Two of my favourite characters had only occasional appearances in the show. Endora’s brother Arthur popped in and out of the action from time to time; he was less antagonised by Samantha’s marriage to Darrin then the rest of the family, but still managed to wind the easily-stressed businessman up by playing endless practical jokes on him. I loved him mostly however, because the actor who played him, Paul Lynde, had a very distinctive voice, and also brought the fiendish Hooded Claw to life in The Perils of Penelope Pitstop (who I harboured dreams of becoming when I grew up).

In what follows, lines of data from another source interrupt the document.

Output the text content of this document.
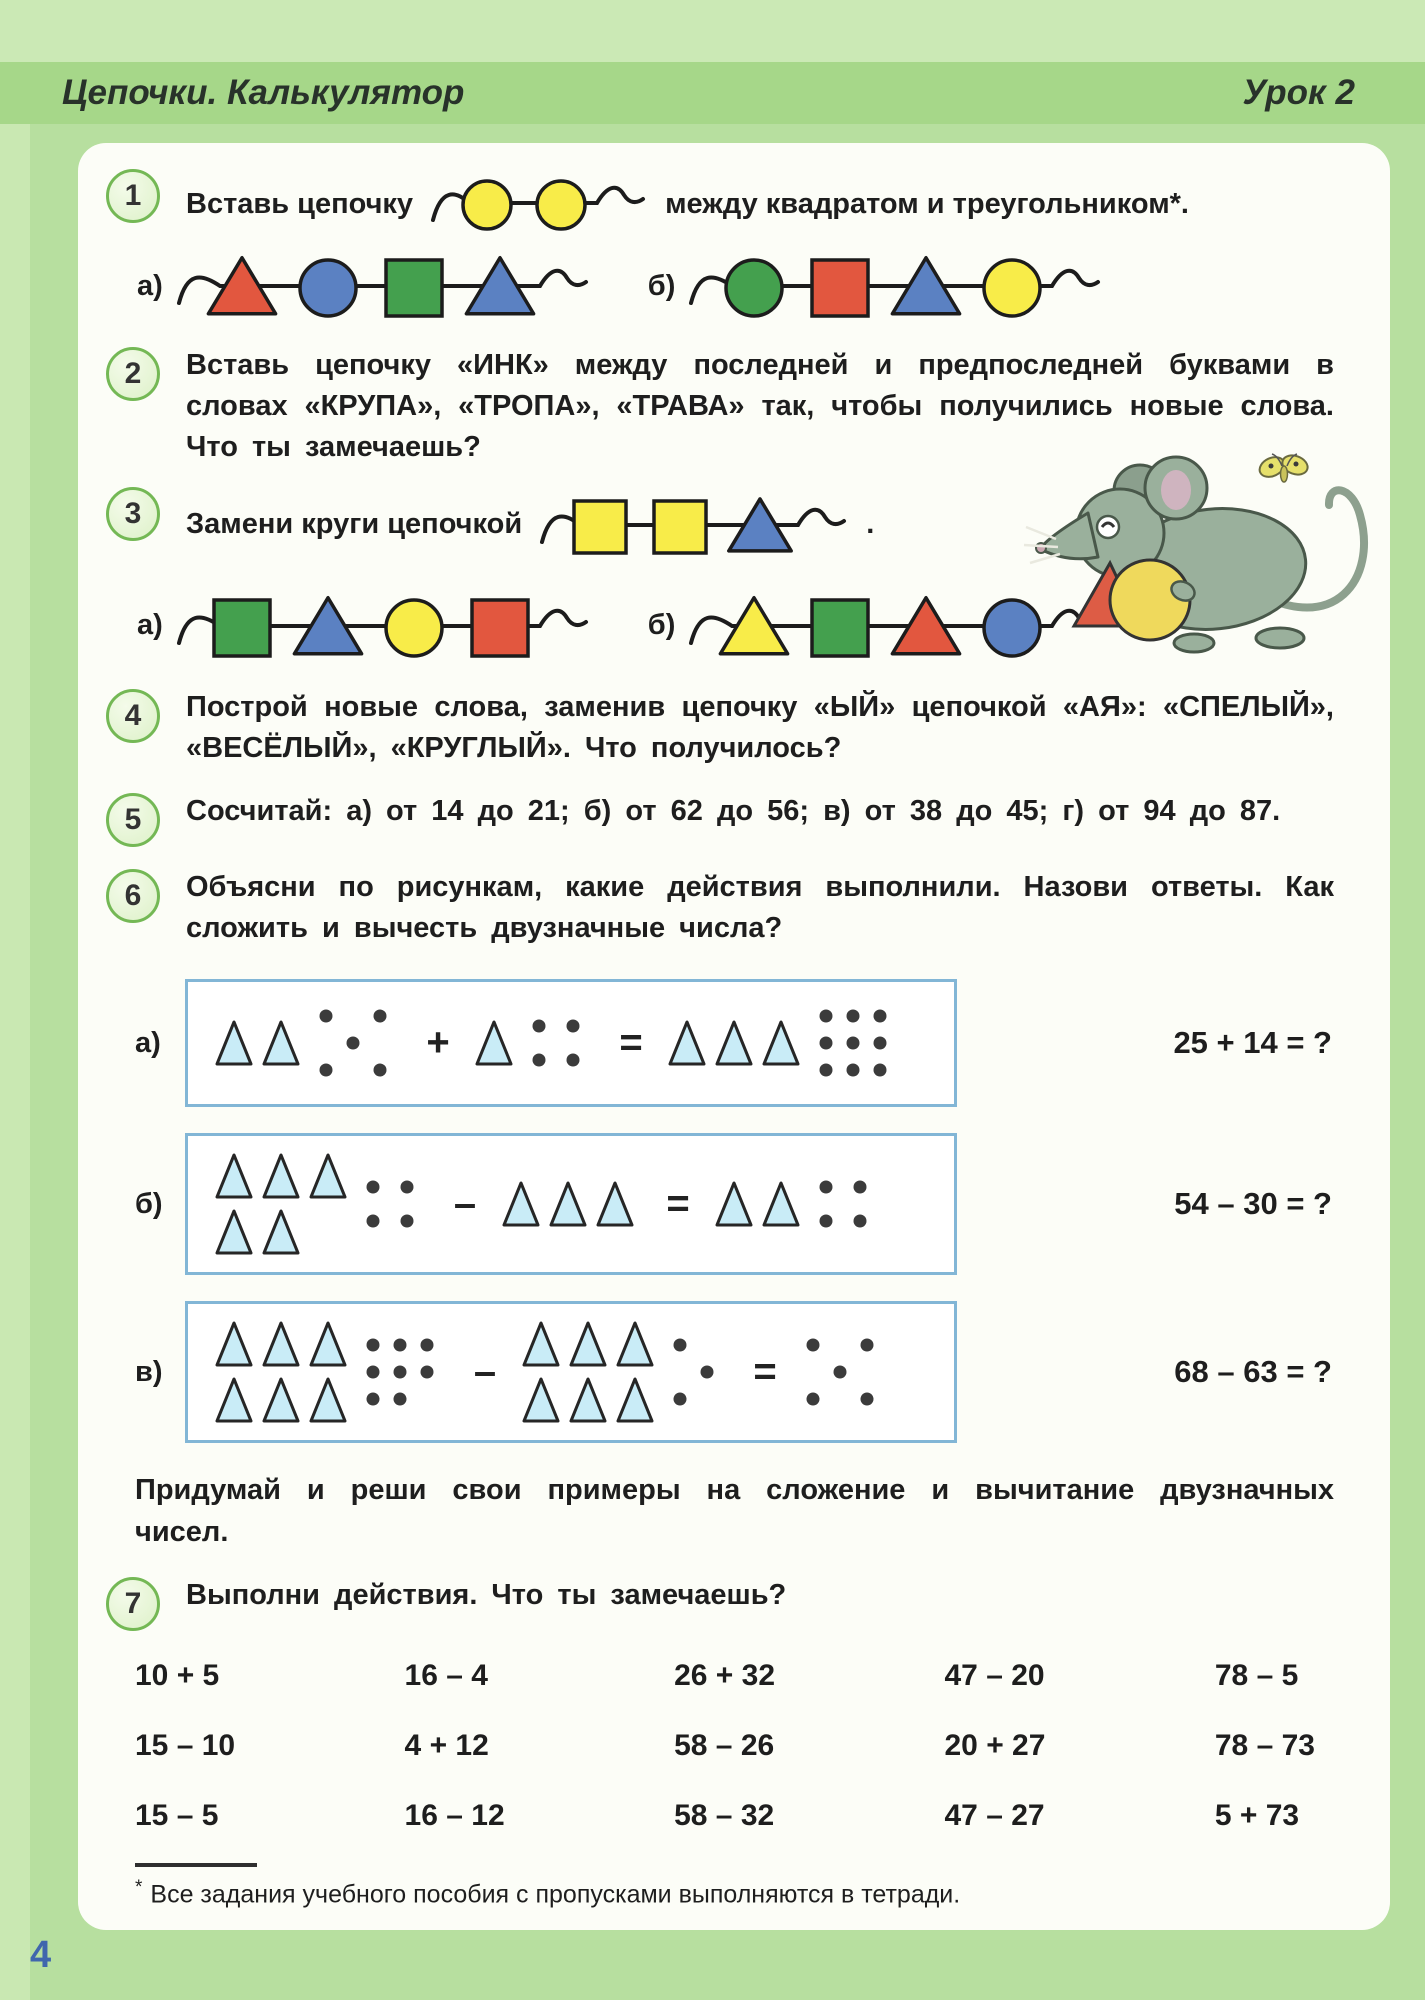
Цепочки. Калькулятор	Урок 2
1	Вставь цепочку	между квадратом и треугольником*.
а)	б)
2	Вставь цепочку «ИНК» между последней и предпоследней буквами в словах «КРУПА», «ТРОПА», «ТРАВА» так, чтобы получились новые слова. Что ты замечаешь?
3	Замени круги цепочкой	.
а)	б)
4	Построй новые слова, заменив цепочку «ЫЙ» цепочкой «АЯ»: «СПЕЛЫЙ», «ВЕСЁЛЫЙ», «КРУГЛЫЙ». Что получилось?
5	Сосчитай: а) от 14 до 21; б) от 62 до 56; в) от 38 до 45; г) от 94 до 87.
6	Объясни по рисункам, какие действия выполнили. Назови ответы. Как сложить и вычесть двузначные числа?
а)	+	=	25 + 14 = ?
б)	–	=	54 – 30 = ?
в)	–	=	68 – 63 = ?
Придумай и реши свои примеры на сложение и вычитание двузначных чисел.
7	Выполни действия. Что ты замечаешь?
10 + 5	16 – 4	26 + 32	47 – 20	78 – 5
15 – 10	4 + 12	58 – 26	20 + 27	78 – 73
15 – 5	16 – 12	58 – 32	47 – 27	5 + 73
* Все задания учебного пособия с пропусками выполняются в тетради.
4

If any of Samantha’s relatives had to show up, Darrin was always relieved when it turned out to be Aunt Clara (Marion Lorne). The loveable, bumbling, not-quite-so-good-at-this-witch-business-as-she-should-have-been Clara was guaranteed to mess up both her magic and her entrance; suddenly appearing in cupboards, fireplaces and on the roof was not unheard of, and it was rare that any spells she cast actually turned out with the result she was hoping for. She was also obsessed with collecting doorknobs, which sounds peculiar, but was actually inspired by Lorne’s own collection. Actually, that doesn’t make it sound any less peculiar.
The Stephens family was completed by the arrival of daughter Tabitha in season two, and later on in the show’s run with son Adam. Both inherited Samantha’s witch gene, and Tabitha especially got to have a lot of fun (and create havoc at the same time) with her own experiments at nose-twitching.
Bewitched was originally aired on American television channel ABC for eight seasons, from 1964 to 1972 and was extremely successful; finishing as the number two show in the whole of the country during its first series. It also holds the slightly bizarre accolade of ‘longest running supernatural-themed sitcom of the 1960s-70s’. Seriously? How many others was it competing against exactly?